Psychological Processes Linking Social Media Use and Emotional Distress: Roles of Attention Difficulties, Validation Seeking, and Worry
摘要
We advance and test a theory-driven, multi-mechanism model in which platform-related attentional capture, dependence on social validation, and anticipatory worry jointly account for social media’s association with emotional distress. In a community sample of adults (n = 444), ages 18–56 years, 56.8% female, bootstrapped mediation and out-of-sample interpretability analyses converged on attention and worry as the dominant correlates, with age-differentiated weights. Multivariable models indicated that attention difficulties, validation seeking, and worry were each positively associated with distress, whereas age was negatively associated.
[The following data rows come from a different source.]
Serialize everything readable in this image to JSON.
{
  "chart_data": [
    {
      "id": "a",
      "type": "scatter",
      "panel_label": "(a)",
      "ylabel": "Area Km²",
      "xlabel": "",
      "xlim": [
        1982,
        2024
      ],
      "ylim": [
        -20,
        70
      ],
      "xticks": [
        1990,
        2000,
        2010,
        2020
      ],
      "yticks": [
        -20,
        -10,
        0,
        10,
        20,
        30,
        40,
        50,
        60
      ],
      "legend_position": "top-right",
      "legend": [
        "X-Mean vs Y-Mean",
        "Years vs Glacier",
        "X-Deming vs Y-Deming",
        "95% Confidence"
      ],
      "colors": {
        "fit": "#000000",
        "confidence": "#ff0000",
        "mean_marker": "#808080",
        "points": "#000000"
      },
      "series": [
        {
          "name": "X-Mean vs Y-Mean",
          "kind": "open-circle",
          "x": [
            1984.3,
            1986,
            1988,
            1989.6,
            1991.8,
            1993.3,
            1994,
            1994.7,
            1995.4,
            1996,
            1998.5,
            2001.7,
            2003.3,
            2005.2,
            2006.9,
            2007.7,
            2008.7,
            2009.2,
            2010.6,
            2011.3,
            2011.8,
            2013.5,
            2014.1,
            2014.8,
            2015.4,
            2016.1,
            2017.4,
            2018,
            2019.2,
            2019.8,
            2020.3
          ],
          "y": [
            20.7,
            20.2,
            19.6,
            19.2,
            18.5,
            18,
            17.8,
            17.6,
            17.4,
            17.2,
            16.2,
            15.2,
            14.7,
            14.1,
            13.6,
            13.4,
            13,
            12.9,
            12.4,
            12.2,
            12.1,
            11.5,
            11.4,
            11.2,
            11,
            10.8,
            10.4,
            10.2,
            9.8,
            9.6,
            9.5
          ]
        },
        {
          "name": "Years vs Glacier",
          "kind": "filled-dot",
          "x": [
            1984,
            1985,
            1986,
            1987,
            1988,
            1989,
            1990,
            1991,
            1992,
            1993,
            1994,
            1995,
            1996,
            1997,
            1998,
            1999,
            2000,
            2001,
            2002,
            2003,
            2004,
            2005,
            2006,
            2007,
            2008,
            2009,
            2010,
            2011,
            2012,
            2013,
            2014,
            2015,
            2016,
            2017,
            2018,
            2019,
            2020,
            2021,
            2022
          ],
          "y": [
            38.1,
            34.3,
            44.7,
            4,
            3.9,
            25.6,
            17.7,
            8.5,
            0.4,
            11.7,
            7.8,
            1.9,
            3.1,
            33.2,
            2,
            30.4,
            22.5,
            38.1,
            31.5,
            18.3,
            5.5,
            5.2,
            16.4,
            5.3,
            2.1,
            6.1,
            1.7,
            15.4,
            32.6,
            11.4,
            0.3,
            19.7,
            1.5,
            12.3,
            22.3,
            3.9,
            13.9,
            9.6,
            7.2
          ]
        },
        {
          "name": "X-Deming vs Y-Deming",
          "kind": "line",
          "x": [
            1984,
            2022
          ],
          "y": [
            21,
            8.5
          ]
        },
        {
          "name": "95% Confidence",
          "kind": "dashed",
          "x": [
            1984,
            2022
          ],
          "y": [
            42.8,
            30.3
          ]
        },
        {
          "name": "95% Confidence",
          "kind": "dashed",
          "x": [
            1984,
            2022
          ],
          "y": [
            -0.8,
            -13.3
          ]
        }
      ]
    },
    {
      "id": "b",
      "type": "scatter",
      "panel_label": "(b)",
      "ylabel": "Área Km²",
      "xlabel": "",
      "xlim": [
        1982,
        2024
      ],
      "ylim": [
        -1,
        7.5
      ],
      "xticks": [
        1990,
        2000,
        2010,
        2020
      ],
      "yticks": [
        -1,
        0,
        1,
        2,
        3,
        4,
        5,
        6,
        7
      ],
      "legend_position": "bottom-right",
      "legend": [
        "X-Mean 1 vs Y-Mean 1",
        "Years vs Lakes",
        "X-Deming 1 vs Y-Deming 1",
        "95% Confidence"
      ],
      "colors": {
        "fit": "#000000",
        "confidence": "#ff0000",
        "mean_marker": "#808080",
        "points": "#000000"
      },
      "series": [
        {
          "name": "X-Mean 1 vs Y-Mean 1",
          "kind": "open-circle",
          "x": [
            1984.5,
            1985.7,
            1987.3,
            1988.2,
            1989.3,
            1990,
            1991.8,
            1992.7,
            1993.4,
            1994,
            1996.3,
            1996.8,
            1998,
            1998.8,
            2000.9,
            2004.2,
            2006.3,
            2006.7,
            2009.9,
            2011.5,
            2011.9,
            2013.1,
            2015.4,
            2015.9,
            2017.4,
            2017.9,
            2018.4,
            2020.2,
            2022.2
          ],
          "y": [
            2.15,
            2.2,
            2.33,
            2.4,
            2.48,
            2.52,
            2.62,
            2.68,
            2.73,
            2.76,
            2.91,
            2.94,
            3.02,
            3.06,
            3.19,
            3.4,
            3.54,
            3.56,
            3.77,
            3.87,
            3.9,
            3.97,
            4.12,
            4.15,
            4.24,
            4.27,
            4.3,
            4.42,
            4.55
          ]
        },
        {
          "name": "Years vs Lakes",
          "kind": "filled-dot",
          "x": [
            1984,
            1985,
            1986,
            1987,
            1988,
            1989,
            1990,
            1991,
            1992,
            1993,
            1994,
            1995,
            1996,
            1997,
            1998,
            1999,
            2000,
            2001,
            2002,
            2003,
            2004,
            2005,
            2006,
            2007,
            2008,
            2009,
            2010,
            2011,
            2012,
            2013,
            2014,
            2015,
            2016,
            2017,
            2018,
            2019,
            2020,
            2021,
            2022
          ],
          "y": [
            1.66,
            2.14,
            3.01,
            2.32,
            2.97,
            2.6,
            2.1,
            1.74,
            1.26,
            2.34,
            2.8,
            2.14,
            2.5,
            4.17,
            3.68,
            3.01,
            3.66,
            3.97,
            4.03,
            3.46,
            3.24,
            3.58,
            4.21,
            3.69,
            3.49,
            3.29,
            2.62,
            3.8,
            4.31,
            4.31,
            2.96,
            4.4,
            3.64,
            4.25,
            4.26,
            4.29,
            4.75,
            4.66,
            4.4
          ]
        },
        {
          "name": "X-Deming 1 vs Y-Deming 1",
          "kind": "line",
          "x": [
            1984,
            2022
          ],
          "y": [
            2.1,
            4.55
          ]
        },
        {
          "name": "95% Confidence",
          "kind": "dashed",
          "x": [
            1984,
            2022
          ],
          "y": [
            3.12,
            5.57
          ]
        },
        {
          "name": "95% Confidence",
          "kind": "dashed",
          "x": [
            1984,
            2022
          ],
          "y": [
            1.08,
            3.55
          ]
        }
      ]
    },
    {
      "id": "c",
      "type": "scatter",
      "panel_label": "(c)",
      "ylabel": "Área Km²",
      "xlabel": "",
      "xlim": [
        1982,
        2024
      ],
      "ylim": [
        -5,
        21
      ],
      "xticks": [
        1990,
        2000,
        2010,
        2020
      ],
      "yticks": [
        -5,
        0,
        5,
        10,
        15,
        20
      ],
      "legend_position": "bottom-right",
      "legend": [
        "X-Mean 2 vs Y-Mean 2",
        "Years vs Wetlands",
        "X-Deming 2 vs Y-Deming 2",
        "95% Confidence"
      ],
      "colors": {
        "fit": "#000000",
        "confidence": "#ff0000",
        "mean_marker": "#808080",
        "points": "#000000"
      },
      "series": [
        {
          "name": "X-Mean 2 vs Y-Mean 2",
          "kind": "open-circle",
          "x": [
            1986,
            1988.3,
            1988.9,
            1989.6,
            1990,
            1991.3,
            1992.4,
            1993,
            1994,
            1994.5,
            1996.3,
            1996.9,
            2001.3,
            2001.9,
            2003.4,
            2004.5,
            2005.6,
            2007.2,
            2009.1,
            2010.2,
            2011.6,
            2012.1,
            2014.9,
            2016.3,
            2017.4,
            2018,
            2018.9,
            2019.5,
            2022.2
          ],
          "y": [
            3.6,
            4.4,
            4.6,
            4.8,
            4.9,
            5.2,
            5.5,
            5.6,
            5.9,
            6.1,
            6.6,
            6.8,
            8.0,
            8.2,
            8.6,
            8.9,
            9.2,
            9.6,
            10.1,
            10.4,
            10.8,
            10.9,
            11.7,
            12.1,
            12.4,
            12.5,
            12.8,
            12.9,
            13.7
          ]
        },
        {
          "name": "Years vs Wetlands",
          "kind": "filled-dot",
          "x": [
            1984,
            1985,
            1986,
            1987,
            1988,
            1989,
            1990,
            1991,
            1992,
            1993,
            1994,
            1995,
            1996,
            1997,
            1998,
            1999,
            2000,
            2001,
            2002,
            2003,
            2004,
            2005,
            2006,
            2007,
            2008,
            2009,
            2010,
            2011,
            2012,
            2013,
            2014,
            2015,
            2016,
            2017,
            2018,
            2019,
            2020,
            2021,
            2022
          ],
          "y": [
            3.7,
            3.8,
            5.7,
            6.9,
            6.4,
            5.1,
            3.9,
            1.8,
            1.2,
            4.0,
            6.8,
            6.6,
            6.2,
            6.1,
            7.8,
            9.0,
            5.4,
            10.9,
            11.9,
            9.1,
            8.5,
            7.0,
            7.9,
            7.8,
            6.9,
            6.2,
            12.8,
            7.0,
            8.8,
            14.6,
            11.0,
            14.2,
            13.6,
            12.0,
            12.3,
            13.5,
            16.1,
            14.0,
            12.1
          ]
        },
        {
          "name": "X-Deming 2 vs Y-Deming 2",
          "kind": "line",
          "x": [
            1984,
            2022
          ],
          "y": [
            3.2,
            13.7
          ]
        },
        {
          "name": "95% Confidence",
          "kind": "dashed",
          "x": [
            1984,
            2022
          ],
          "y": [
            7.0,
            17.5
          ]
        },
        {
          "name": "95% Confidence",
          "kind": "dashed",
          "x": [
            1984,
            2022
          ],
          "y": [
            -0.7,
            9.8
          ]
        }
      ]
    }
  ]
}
In the full model a small residual direct association between social media and distress remained. Mediation analyses using nonparametric bootstrapping supported significant indirect mediated associations linking social media and distress via attention, worry, and validation seeking. Moderation tests were not supported. Out-of-sample prediction with five-fold cross-validated models favored regularized linear models (Ridge R2 ≈ .488), and model-interpretability methods converged on attention and worry as the most influential correlates of distress. Overall, findings suggest that social media’s link to emotional distress is primarily indirect, with indirect associations via attention dysregulation, validation dependence, and worry, with a small residual direct association. Interventions targeting these potential mechanisms may help reduce the psychological burden of heavy social media use and promote healthier digital habits.